Les apprentis en danger ?

« Un mauvais coup porté aux entreprises », c’est en ces termes que Gérard Trémège, président du groupe « Républicains et Territoires » à la région et maire de Tarbes, a accueilli l’annonce faite le 17 juillet dernier par le Premier Ministre, de supprimer prochainement l’indemnité compensatrice de formation versée aux employeurs d’apprentis.

 

Dans une période où le chômage des jeunes est devenu un mal européen, comment alors interpréter une telle initiative de la part de l’exécutif ? « Cette décision est d’autant plus incompréhensible « que la France vient d’obtenir de Bruxelles le déblocage de 600 millions d’euros pour lutter contre le chômage des jeunes de moins de 25 ans qui, rappelons-le, dépasse les 25 % » souligne Gérard Trémège.
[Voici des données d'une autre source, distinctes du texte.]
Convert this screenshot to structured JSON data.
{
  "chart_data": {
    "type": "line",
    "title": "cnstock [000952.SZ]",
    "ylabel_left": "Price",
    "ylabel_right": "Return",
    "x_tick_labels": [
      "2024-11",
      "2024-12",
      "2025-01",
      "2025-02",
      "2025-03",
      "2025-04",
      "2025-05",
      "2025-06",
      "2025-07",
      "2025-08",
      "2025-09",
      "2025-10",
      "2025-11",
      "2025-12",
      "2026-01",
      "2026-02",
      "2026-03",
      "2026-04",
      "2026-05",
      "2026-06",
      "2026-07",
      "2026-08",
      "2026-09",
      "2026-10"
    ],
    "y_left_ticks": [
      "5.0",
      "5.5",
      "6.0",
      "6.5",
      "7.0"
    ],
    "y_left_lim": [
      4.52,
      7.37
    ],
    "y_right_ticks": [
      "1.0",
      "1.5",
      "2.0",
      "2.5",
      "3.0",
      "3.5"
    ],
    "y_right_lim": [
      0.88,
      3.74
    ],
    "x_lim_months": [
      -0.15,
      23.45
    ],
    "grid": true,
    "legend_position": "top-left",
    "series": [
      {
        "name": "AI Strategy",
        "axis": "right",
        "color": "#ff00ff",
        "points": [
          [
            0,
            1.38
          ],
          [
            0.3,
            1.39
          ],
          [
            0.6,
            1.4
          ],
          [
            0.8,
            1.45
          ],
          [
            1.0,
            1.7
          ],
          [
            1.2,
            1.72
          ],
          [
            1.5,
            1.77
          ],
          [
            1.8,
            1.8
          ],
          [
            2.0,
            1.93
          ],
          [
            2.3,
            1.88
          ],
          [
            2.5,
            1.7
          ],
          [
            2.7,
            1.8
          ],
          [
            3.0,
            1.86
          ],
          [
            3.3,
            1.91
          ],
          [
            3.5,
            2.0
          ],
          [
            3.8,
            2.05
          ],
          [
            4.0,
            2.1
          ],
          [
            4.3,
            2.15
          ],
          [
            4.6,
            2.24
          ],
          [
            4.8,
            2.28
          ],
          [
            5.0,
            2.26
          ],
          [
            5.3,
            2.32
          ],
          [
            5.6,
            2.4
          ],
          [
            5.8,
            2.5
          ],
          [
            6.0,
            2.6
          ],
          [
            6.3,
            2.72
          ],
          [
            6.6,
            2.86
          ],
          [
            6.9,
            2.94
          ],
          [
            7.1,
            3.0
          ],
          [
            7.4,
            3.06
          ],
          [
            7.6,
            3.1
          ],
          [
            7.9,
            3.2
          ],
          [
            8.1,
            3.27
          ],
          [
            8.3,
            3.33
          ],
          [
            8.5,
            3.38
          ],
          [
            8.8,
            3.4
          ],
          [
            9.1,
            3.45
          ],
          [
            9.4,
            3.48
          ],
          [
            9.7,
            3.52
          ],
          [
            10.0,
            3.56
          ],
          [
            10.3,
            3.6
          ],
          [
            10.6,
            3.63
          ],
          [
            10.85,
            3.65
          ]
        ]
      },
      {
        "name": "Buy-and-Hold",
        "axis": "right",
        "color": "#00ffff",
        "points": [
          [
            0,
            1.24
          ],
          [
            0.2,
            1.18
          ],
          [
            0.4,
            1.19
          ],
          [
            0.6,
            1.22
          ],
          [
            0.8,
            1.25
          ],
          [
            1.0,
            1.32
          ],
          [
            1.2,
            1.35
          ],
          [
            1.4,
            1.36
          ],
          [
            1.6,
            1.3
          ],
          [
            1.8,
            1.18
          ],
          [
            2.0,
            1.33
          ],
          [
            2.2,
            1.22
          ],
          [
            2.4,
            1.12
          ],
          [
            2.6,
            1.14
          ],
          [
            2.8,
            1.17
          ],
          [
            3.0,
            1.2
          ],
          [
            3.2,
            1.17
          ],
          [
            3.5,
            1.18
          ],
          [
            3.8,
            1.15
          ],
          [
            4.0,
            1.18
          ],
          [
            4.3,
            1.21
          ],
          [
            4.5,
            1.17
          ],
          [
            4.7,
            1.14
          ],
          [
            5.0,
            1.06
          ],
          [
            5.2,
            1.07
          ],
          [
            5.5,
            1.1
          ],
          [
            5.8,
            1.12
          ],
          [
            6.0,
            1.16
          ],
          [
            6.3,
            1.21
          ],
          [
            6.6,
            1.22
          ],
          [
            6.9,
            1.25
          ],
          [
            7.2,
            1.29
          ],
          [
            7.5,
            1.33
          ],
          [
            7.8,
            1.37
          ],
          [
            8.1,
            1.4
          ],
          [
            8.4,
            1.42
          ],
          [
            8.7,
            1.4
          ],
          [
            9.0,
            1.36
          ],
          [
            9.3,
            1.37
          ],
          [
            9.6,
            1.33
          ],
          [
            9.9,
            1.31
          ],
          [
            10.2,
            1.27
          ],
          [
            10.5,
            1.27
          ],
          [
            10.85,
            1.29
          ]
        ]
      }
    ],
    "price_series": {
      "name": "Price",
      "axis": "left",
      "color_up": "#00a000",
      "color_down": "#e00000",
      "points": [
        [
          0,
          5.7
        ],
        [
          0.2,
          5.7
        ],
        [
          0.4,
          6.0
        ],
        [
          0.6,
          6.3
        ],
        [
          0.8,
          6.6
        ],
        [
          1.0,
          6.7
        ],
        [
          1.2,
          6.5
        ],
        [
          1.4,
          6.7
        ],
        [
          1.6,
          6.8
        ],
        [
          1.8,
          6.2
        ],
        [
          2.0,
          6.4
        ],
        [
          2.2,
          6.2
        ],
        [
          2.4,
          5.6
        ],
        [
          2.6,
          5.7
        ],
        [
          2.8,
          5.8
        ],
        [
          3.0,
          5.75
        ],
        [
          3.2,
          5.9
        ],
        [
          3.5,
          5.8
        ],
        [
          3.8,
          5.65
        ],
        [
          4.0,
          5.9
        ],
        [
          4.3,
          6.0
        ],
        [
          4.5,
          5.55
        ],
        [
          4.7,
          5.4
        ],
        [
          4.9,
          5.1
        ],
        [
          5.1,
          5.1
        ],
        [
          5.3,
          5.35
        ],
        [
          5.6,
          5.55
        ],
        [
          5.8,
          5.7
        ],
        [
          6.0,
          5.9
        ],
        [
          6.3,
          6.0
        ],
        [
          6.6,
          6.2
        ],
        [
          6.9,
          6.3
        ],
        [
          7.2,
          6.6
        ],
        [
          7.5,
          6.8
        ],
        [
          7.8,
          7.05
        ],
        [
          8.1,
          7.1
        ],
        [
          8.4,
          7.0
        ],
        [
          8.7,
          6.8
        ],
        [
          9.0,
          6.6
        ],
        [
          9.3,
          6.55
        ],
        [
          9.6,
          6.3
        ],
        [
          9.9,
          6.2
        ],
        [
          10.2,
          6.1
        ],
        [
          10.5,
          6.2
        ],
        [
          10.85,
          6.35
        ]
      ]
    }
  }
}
Un avis critique relayé également par le réseau des Chambres de Métiers et de l’Artisanat (CMA) : « La suppression, sans aucune concertation, de l’indemnité compensatrice de formation versée aux employeurs d’apprentis est un véritable non-sens. » La région Midi-Pyrénées est au cœur du débat avec ses 19000 apprentis employés à 75% par des TPE/PME : « La suppression de cette indemnité aura un impact nécessairement négatif sur les entrées en apprentissage dès la rentrée prochaine. Et ce n’est assurément pas le dispositif des emplois d’avenir qui palliera la baisse inéluctable du nombre d’apprentis » ajoute Gérard Trémège. Devant ces oppositions largement relayées par les médias, et ayant fait de l’emploi sa priorité, le gouvernement Ayrault est quelque peu revenu sur ses intentions. Dès le 18 juillet, il annonçait une nouvelle aide aux employeurs, mais cette fois-ci plus ciblée, en la réservant uniquement aux TPE. Pour les autres, il subsistera tout de même une exonération de cotisations sociales et un crédit d’impôt… Cette aide non plus supprimée totalement, mais donc maintenue uniquement pour un certain type d’entreprises, laisse pour le moins circonspect Gérard Trémège : « Le Gouvernement a annoncé qu’une concertation serait mise en œuvre avec les Régions… Moins qu’accompagner cette mesure, il faut y renoncer sous peine de voir le chômage des jeunes continuer à croître inexorablement. » Alors même si le gouvernement s’est finalement décidé à maintenir cette aide pour les TPE, son montant n’est toujours pas connu. Une nouvelle source d’inquiétude ? Certainement. Le leader de l’UDI, Jean-Louis Borloo, a d’ailleurs bien du mal à évaluer l’action du gouvernement en la matière, et « juge inopportune et extrêmement malvenue la réduction de certaines aides. » La question de l’emploi va donc bien être au cœur des débats de la rentrée.